Last week the journal Eurosurveillance, which is the peer-reviewed publication of the European Centre for Disease Prevention and Control published a mathematical assesment based on case reports on the speed in which the epidemic is growing. Their assessment gave a basic reproduction number (Ro) “broadly ranging from one to two”. This was “consistent with published estimates from prior outbreaks in Central Africa”. Their hyperthetical scenario based on continued and recent trends resulted in “an additional 77,181 to 277,124 cases by the end of 2014.” This figure along with others estimates (some higher and some lower) have formed the back bone of headlines around the word giving rise to a fear factor associated with an exponential growth that almost has no parallel. But this estimate presupposes that help will not come.
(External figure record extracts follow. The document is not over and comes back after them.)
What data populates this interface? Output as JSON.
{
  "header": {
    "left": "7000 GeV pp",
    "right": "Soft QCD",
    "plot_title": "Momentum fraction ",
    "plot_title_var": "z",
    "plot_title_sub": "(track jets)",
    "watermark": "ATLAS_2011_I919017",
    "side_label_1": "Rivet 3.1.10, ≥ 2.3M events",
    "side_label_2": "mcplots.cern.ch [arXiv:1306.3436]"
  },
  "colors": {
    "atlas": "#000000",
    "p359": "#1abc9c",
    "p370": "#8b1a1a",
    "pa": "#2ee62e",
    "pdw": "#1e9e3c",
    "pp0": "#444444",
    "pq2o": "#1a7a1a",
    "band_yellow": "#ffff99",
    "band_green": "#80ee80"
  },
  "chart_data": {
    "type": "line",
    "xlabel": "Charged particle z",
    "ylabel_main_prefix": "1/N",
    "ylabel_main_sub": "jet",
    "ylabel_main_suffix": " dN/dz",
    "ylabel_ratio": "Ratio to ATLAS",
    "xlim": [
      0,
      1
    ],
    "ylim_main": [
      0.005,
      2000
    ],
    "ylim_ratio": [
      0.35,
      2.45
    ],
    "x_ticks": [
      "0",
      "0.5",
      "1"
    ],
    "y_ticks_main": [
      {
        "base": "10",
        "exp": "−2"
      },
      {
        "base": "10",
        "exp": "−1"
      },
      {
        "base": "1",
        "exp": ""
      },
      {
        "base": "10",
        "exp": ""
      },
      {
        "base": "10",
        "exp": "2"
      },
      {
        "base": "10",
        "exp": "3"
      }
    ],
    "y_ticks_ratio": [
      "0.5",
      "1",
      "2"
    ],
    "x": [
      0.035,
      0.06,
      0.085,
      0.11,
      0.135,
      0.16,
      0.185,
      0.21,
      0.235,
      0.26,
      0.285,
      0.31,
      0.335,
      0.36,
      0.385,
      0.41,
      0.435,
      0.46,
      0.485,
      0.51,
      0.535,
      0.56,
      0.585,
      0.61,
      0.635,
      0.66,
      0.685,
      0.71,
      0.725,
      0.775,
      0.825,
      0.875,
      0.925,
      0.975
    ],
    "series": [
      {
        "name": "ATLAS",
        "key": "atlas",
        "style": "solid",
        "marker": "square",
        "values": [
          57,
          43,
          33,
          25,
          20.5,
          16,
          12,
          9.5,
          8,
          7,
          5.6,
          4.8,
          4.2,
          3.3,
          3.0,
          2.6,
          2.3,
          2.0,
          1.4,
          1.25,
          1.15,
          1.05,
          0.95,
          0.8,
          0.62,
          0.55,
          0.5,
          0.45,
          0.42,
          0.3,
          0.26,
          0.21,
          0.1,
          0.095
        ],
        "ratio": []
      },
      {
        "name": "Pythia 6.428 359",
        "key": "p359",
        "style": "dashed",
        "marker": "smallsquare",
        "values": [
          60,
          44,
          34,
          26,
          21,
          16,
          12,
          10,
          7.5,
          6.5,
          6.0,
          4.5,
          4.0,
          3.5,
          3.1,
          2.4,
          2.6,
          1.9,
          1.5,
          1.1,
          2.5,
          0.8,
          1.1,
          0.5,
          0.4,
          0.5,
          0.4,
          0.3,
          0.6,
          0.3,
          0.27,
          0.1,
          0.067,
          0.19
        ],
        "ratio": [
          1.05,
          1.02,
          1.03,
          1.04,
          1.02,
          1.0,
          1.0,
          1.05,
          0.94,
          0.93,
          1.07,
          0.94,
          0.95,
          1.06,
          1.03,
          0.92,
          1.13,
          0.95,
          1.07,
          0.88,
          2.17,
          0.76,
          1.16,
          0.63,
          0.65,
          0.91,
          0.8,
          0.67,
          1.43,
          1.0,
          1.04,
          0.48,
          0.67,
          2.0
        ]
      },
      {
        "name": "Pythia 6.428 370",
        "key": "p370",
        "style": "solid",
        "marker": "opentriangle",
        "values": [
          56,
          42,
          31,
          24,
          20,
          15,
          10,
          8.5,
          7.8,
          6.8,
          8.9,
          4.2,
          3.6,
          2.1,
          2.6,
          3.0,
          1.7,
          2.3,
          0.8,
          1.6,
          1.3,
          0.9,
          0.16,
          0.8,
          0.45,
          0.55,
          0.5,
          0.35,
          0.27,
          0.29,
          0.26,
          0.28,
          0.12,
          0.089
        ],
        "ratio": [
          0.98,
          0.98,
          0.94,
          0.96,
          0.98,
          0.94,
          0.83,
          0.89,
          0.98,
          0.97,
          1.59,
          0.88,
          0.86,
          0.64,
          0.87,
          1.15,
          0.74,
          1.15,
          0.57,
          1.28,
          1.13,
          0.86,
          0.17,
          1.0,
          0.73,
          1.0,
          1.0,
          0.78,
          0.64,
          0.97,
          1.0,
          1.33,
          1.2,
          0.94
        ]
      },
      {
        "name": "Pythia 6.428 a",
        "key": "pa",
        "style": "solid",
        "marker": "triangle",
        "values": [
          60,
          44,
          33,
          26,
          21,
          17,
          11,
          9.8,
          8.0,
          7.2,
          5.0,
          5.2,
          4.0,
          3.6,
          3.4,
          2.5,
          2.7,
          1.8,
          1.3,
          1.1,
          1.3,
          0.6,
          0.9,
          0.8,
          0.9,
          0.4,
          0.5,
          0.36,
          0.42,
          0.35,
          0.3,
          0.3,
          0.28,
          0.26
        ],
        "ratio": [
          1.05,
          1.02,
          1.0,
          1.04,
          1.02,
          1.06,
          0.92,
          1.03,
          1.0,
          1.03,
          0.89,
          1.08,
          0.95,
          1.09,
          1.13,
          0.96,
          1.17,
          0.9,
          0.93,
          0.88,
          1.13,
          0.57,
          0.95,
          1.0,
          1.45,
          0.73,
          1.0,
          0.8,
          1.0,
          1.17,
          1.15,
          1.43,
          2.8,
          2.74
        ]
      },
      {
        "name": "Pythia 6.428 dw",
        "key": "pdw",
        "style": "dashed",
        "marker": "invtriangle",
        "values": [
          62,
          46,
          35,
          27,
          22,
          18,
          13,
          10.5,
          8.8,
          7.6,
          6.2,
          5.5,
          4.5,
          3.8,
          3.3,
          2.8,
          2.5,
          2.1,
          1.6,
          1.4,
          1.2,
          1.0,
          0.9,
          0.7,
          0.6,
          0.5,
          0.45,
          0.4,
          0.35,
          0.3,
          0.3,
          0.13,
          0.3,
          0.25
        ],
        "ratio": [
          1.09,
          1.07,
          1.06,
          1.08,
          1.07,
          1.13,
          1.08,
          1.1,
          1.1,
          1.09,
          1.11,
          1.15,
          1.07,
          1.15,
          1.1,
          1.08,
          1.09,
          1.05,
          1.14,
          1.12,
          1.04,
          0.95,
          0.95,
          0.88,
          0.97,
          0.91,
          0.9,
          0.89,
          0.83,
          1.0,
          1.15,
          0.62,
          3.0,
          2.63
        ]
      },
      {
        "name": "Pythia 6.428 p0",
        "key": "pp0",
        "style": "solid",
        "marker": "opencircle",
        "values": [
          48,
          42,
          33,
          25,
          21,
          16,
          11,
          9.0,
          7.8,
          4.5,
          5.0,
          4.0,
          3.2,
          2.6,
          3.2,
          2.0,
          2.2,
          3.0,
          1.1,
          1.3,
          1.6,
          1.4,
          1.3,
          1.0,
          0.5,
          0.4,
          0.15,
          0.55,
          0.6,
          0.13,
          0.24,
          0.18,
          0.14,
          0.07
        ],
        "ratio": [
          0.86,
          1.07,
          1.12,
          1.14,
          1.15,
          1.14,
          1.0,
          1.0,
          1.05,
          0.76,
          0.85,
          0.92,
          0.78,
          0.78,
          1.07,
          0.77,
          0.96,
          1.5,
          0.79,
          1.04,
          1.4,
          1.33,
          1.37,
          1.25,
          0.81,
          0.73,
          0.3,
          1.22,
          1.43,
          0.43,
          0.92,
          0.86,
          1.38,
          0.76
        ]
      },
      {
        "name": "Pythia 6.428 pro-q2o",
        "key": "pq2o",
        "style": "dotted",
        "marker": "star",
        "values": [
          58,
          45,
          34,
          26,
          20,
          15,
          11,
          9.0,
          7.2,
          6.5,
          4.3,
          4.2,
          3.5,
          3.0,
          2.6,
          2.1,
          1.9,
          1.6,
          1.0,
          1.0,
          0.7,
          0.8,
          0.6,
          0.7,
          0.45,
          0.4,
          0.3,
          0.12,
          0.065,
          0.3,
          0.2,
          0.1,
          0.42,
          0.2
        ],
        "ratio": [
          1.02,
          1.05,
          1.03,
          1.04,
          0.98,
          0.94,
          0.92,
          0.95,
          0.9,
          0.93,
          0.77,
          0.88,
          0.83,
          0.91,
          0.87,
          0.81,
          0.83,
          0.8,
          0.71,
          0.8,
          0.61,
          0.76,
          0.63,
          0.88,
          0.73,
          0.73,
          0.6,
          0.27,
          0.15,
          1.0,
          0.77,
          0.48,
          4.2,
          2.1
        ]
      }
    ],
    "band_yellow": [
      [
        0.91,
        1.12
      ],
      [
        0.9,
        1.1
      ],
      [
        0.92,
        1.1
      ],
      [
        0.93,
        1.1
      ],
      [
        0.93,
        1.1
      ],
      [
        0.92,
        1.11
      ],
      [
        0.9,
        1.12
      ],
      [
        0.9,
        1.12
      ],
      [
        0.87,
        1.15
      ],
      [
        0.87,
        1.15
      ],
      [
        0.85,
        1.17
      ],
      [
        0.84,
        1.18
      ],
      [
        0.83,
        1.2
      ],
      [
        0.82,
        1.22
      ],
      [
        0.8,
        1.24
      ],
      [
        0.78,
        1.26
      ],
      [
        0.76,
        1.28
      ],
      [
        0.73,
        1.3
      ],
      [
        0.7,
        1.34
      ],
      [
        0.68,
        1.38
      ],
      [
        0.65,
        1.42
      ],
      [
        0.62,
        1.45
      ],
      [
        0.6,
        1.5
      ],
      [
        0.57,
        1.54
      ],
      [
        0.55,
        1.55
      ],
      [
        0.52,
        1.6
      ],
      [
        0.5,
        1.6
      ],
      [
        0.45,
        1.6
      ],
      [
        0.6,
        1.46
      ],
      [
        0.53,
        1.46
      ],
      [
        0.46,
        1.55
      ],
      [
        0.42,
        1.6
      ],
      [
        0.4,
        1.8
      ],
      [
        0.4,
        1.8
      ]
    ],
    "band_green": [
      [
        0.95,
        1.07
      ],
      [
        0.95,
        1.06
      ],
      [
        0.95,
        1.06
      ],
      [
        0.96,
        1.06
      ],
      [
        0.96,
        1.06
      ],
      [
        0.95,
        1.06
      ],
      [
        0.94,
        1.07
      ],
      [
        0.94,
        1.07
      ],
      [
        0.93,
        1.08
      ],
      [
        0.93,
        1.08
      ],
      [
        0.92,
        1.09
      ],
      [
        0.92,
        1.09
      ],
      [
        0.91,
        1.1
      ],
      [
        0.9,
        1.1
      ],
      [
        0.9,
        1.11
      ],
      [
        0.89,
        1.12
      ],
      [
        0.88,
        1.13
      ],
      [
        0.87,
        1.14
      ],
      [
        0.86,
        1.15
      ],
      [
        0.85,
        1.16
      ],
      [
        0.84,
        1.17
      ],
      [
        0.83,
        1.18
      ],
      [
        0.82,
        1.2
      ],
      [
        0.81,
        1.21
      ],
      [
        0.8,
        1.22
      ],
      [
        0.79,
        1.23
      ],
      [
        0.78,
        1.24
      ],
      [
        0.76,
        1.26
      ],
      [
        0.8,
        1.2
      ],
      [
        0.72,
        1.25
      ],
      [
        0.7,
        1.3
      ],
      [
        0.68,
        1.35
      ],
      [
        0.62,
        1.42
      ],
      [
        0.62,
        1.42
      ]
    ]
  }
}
Ro numbers vary not only with the infectious potential of any given epidemic but also with the response. The conclusion of the Eurosurveillance estimates give the current Ebola outbreak an Ro number of less than two therefor “indicate that the outbreak could be brought under control if more than half of secondary transmissions per primary case are prevented.”

This has been achievable in the past with small scale outbreaks of the Ebola virus and with a significantly scaled up approach the hope is that it will work on the medium scale. The major risk is that this is not only larger than any previous outbreak but now largely within an urban and transnational setting. This combined with a potential dislocation of law and order exacerbates the problem significantly and renders previously relied on models broken.

Scaled International Response Begins

The unanimous adoption last week of a key resolution by the 193-Member UN General Assembly, that followed a historic meeting of the Security Council, which declared the Ebola outbreak in West Africa a threat to peace and security, shows that the international community is now taking the threat seriously.  Advanced teams  from UNMEER the United Nations Mission for Ebola Emergency Response arrive in early the coming week and the United States Military have already deployed C-17 aircraft carrying military handling equipment to Monrovia and have began establishing command headquarters.

The first shipment of the ramped-up United States military response to Ebola arrives in Liberia, Sept. 18, 2014. Source: US Defence Dept.
The first shipment of the ramped-up United States military response to Ebola arrives in Liberia, Sept. 18, 2014. Source: US Defence Dept.

West Africans according to all sources share customs and socio-political circumstances that result in all things from fear of aid workers to putting their faith in witch doctors in hope of survival. Yet the developed world has dragged its feet to an extent that only now have we brought to bear an assistance package that is too late for some and at risk being to little for the rest (an unknown quantity). It is worth mentioning that some 1-2% of the net worth of any one of the worlds richest 10 individuals would immediately double the monetary effort being pledged in what has the potential to be a global catastrophe.

Infectious diseases give no thought to ethics, human rights or the political persuasions of mankind. Yes there may be close to 7 billion of us on the planet yet we are only one of 8.7 million species estimated to inhabit mother earth. But even this pales in “blue dot” comparison to the 1-4 billion species that have come and gone over the past 3.5 billion years. All but a few of which have gone extinct through disease, genetic obsolescence, over-predation or any number of other factors.

Ebola is real and like the signs popping up everywhere across West Africa reminding them of this fact the developed world is also only now coming to terms with this.